Alors que les États-Unis et leurs partenaires européens patrouillent le long des voies navigables, l’Arabie saoudite est restée silencieuse, cherchant à conclure un accord de paix avec les Houthis. Des rapports suggèrent que certains pays du Moyen-Orient ont demandé aux États-Unis de ne pas lancer d’attaques contre les Houthis depuis leur territoire, ce qui rend la présence de l’Eisenhower encore plus cruciale. Le déploiement du porte-avions a été prolongé, alors que son équipage n’a fait qu’une seule escale depuis son déploiement une semaine après l’attaque du Hamas contre Israël le 7 octobre.

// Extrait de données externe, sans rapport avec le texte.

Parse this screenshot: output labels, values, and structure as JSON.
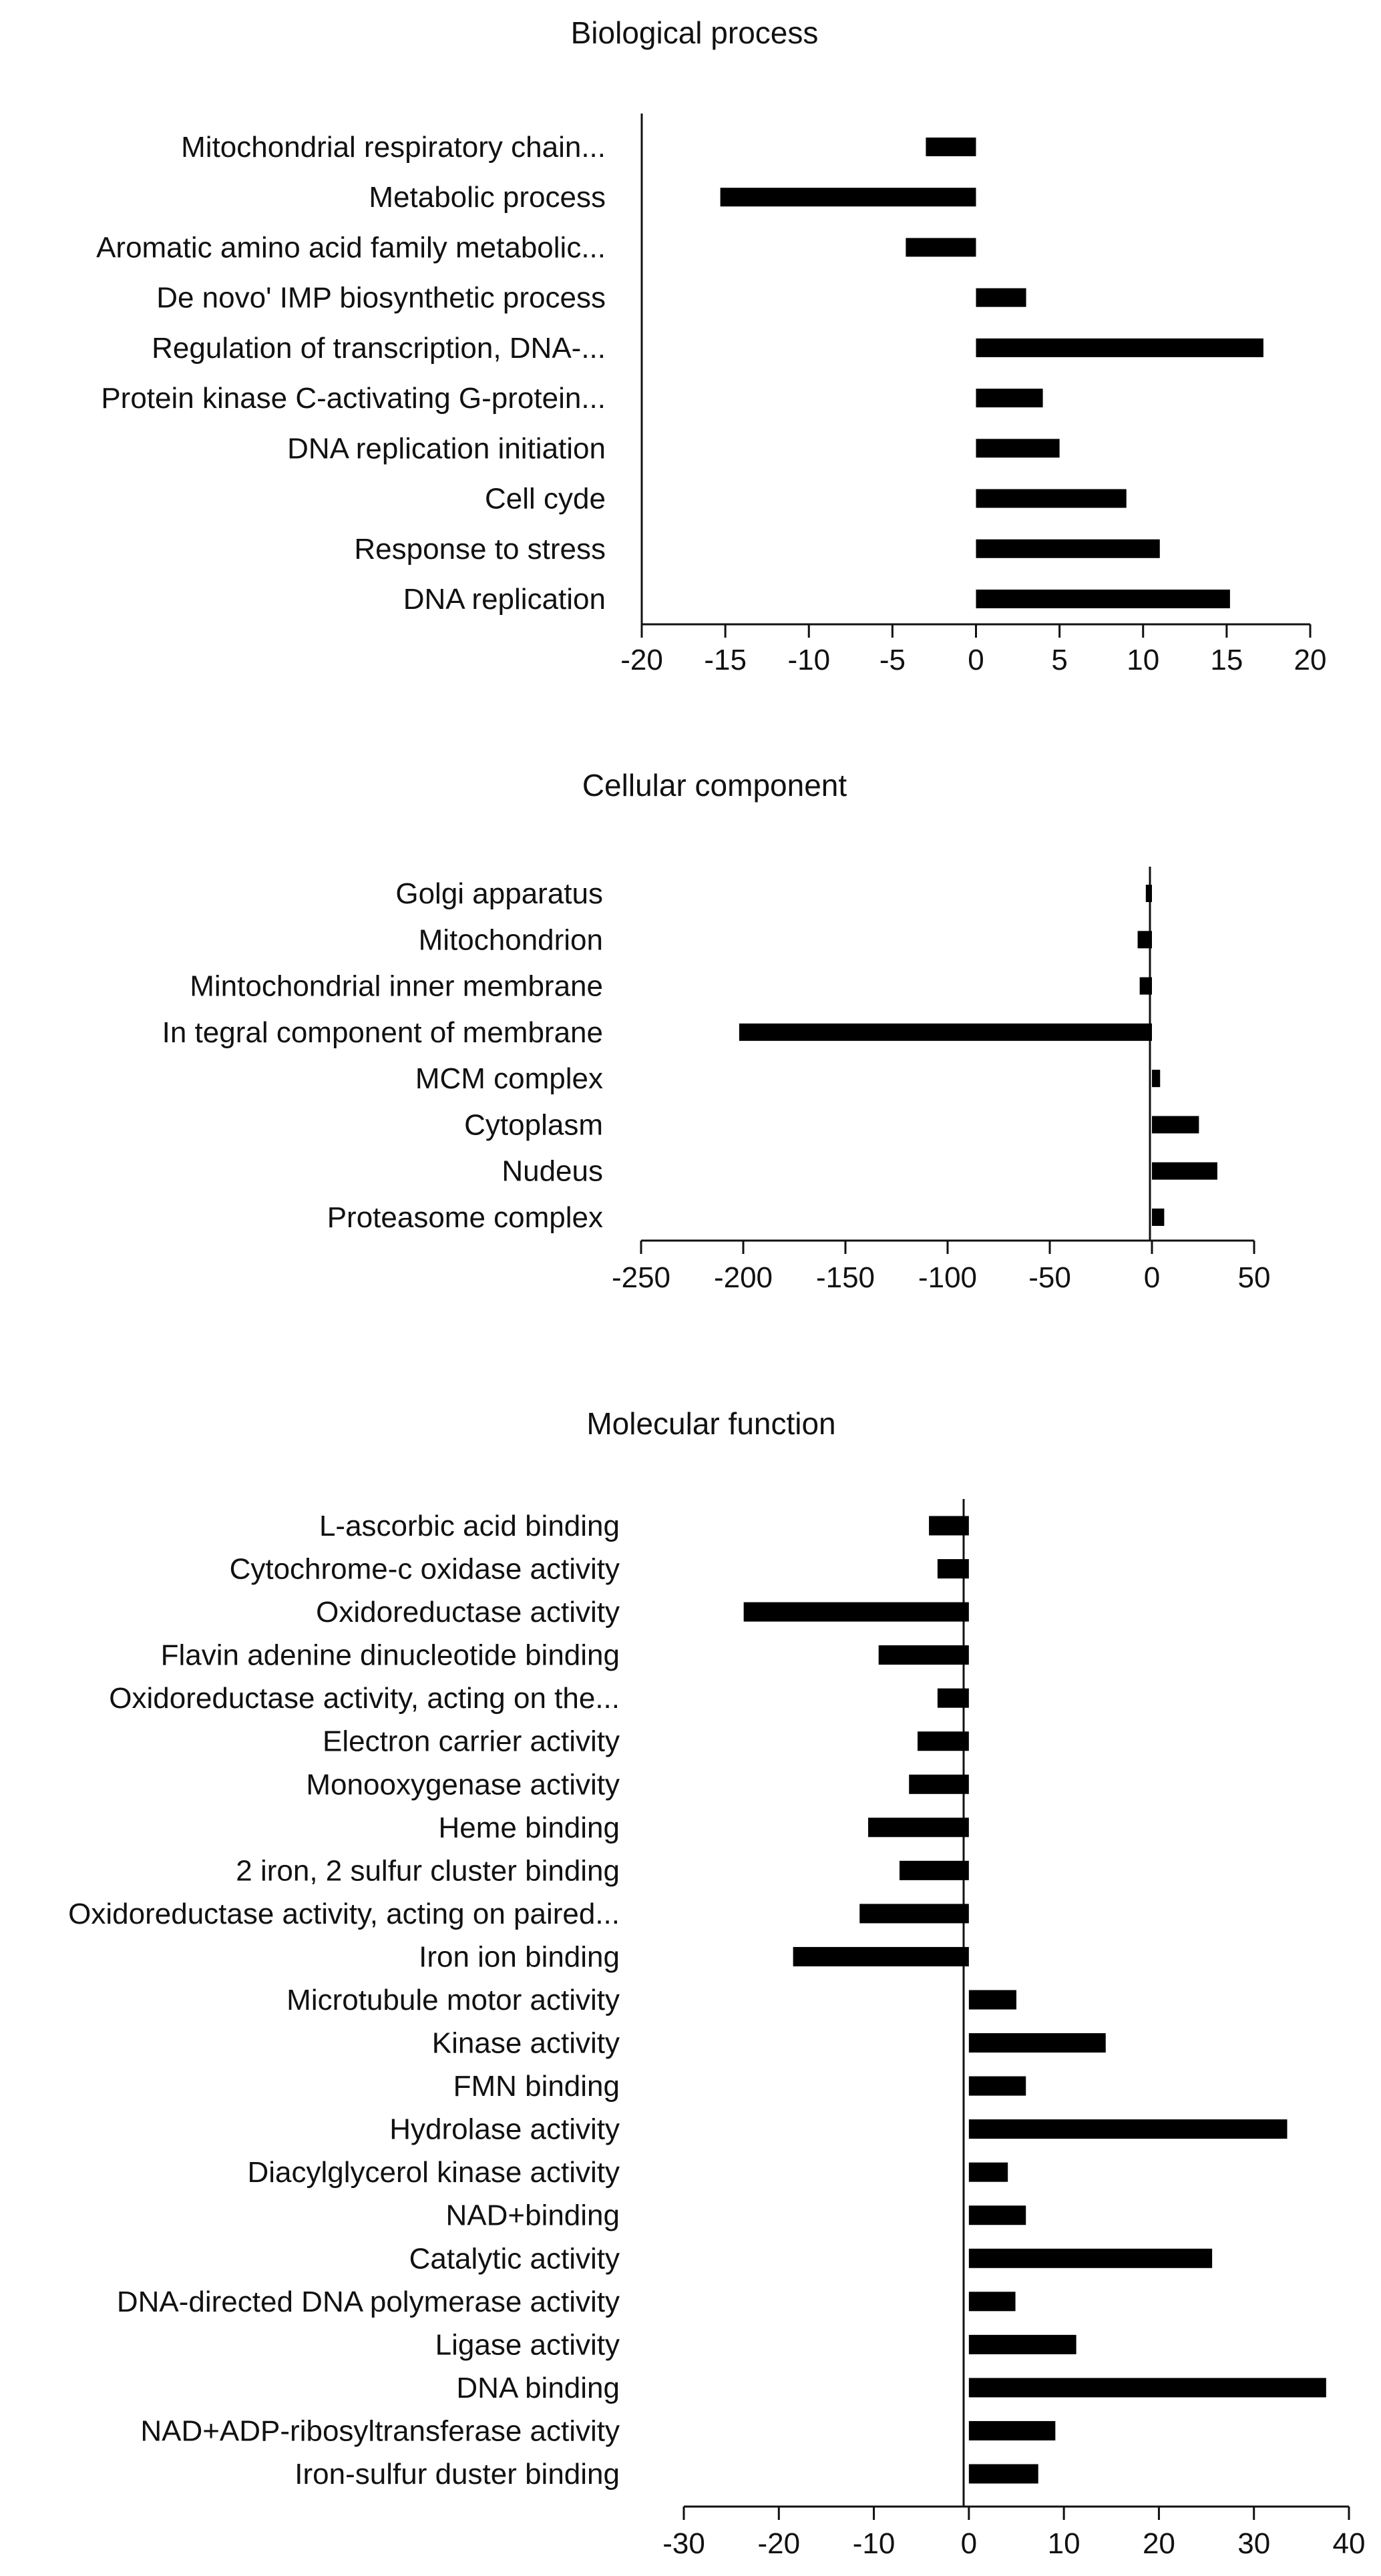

Entre-temps, les attaques des Houthis continuent de peser sur le transport maritime dans la région. Les recettes que l’Égypte tire du canal de Suez – une source essentielle de devises fortes pour son économie en difficulté – ont diminué de moitié depuis le début des attaques. Les journalistes d’AP ont vu un seul navire commercial emprunter cette voie d’eau autrefois très fréquentée.

« C’est presque une ville fantôme », a reconnu M. Blomberg.